Ron Smith, born and raised in Vancouver, attended UBC and the University of Leeds. He is the author and editor of several books. With Stephen Guppy he co-edited the first anthology of Vancouver Island fiction, Rainshadow: Stories from Vancouver Island (1982). In 1984 he released a suite of poems, Seasonal, about his daughter and about which Robert Bringhurst wrote: "It's a wonderful book....There are not many sequence of poems being published these days which it is cleansing to read, but this is one." He followed this with a book-length poem entitled A Buddha Named Baudelaire (1988). Since then he has published two more books of poetry; a collection of fiction, What Men Know About Women; an illustrated book for children, Elf the Eagle, which was short-listed in 2008 for the BC Book Prizes and the Shining Willow Award in Saskatchewan; and a biography, Kid Dynamite: The Gerry James Story (2011), about one of Canada’s most outstanding athletes.

In 1974 Smith founded the publishing company Oolichan Books in Lantzville, which he owned and ran until 2009, and from 1988 to 1991 he was the fiction editor for Douglas & McIntyre. He was also instrumental in helping establish the first aboriginal press, Theytus Books, in 1981. He has given reading and lecture tours in the U.S., Italy, Albania, England and across Canada. In 2002, a selection of his poetry was translated by Ada Donati and published in a book-length bilingual edition, Arabesque e altre poesie, in Ferrara, Italy (Schifanoia Editore).

For close to forty years he taught at universities in Canada (principally Vancouver Island University), Italy, the States and the UK. In 2002 he received an honorary doctorate (D. Litt.) from the University of British Columbia and in 2005 he was the inaugural Fulbright Chair in Creative Writing at Arizona State University. In 2011 he was awarded the Gray Campbell Award for distinguished service to the BC publishing industry where he has played an essential role in the growth of literary, historical and public policy publishing.

Ron suffered a massive stroke on November 19, 2012. The written word had been a life-long vocation and avocation so several months into his on-going recovery he decided one way back to discovering his former self was to write about his stroke experience.
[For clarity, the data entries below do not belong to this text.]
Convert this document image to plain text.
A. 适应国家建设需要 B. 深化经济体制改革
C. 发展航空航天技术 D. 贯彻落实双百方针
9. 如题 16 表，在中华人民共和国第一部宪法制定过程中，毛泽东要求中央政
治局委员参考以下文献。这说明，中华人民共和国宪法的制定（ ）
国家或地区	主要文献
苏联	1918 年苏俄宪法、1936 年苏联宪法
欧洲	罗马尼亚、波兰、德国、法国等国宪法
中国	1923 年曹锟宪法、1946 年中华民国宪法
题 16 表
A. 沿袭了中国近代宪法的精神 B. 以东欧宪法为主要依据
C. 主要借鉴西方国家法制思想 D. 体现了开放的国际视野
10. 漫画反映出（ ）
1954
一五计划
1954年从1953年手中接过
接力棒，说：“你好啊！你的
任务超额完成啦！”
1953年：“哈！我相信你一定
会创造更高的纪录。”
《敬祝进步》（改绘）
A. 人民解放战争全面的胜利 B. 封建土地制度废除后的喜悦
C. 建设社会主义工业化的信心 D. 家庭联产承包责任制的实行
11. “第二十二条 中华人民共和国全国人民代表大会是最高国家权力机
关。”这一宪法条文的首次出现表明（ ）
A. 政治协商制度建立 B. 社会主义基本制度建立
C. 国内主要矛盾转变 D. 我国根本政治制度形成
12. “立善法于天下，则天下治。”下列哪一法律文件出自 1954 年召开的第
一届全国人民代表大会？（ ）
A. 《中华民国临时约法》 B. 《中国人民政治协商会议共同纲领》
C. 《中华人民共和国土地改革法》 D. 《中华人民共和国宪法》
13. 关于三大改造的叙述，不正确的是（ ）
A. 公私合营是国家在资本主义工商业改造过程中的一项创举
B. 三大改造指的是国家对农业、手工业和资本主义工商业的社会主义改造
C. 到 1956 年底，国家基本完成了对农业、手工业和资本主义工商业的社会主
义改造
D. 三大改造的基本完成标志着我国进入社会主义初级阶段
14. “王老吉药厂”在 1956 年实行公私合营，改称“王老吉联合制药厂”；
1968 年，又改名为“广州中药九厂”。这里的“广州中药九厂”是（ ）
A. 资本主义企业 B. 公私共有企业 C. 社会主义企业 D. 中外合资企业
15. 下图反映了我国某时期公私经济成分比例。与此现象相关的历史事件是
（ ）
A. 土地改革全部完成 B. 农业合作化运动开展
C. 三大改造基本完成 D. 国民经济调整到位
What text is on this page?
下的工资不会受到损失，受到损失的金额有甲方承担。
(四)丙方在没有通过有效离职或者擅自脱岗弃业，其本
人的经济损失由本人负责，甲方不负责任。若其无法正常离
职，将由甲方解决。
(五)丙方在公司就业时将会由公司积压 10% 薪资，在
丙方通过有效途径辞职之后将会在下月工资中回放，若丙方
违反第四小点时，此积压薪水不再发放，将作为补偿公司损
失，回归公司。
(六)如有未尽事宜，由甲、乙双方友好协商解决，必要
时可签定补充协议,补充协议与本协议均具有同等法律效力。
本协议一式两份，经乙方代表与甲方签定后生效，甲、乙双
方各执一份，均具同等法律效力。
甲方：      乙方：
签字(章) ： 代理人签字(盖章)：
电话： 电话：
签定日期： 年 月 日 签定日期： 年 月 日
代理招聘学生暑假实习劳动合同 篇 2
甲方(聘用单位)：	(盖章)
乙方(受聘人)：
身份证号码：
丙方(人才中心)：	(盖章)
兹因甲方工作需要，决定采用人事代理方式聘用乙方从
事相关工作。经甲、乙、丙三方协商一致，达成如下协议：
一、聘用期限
Immediately he began typing with the index finger on his left hand. Two years later he had completed a 320 page book, The Defiant Mind: Living Inside a Stroke. He considers himself lucky to have known the importance of story in all of our lives. The Defiant Mind was long-listed for the George Ryga Prize and won the 2017 IPPY Gold Medal in the States for autobiography/memoir. An excerpt from the book was translated into 18 languages and published in 20 countries by Reader's Digest. A new title, An Improbable Journey: From Crossing the Himalayas on Horseback to a career in Obstetrics and Gynecology, co-authored with Dr Bernie Binns, is forthcoming in 2020.

He lives with his wife, Patricia Jean Smith, also a writer in Nanoose Bay on Vancouver Island.